So, I am calculating the volume by revolving the region between the curves $$2x+3y=6\quad\text{and}\quad (y-1)^2=4-x$$
about
$i)$ $x=-5$
$ii)$ $y=0$
The problem is though I can't find the intersection points. I get an unbounded integral if I try to do that and I don't think that's that right approach...
Can some give me a suggestion as to how I would go about doing this problem?

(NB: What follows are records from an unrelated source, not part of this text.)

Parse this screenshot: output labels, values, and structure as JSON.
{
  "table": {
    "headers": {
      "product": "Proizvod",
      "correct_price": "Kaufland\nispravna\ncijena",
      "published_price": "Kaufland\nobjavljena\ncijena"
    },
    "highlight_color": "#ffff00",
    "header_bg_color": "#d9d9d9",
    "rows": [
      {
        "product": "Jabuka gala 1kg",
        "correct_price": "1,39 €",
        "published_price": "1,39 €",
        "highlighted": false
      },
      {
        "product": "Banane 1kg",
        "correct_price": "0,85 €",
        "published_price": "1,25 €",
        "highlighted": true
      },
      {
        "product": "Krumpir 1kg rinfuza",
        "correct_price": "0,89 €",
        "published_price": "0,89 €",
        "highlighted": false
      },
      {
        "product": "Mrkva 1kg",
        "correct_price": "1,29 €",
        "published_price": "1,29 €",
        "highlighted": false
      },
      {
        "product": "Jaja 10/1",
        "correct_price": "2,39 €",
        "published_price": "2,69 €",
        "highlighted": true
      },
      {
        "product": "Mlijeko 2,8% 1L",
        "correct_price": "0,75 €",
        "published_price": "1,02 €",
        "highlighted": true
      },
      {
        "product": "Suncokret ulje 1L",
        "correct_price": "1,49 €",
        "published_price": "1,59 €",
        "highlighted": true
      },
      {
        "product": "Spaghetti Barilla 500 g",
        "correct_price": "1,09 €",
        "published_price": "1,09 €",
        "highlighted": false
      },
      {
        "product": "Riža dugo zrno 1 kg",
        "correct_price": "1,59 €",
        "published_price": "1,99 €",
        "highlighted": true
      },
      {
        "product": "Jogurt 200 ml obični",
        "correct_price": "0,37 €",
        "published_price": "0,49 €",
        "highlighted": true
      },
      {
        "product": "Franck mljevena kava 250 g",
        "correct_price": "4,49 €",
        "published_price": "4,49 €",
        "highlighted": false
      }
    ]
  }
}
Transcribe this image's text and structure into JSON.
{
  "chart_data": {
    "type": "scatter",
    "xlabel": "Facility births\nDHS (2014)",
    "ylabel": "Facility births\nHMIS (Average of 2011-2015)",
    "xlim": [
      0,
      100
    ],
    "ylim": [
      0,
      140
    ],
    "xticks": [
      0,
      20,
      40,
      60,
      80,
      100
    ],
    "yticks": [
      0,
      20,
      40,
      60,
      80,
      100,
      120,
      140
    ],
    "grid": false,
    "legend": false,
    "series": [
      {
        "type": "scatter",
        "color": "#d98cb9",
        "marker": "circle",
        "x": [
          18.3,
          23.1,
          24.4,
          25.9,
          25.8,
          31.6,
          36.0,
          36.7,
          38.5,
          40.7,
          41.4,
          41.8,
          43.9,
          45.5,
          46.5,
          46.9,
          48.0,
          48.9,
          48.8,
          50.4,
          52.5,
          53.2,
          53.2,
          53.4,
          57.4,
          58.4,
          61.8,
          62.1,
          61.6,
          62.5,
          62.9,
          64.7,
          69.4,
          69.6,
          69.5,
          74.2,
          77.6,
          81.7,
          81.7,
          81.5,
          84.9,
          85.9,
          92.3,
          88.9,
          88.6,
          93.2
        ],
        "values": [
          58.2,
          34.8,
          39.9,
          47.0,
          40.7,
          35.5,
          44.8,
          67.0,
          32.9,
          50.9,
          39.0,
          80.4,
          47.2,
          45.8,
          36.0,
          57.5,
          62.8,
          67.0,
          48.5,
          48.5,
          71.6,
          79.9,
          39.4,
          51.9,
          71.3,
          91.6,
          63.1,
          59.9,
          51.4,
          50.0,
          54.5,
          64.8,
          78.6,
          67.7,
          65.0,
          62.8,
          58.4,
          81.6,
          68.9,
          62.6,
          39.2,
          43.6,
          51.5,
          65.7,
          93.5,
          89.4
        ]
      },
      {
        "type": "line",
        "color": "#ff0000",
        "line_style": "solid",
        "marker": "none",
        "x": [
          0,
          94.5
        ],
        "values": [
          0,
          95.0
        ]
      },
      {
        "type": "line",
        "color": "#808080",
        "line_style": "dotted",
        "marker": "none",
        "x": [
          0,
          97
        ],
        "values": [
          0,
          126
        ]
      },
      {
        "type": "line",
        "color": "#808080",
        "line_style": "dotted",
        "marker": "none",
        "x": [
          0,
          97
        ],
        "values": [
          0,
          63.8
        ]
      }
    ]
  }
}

Thanks!
The region is given below.
The intersection occur at the points where $y=0$ and $y=\frac{7}{2}$. Let us write $$g(y)=4-(y-1)^2=-y^2+2y+3$$ and $$f(y)=\frac{6-3y}{2}.$$ If the region $R$ is revolved about the line $x=-5$, then the volume of the solid generated (by using the washer method) is given by $$V=\int_{0}^{\frac{7}{2}}\pi\bigg(\big[g(y)-(-5)\big]^2-\big[f(y)-(-5)\big]^2\bigg)dy$$ and if the region $R$ is revolved about the line $y=0$ then the volume of the solid generated (by using the shell method) is given by $$V=\int_{0}^{\frac{7}{2}}2\pi y\cdot\big[g(y)-f(y)\big]dy$$ Can you proceed with the computations?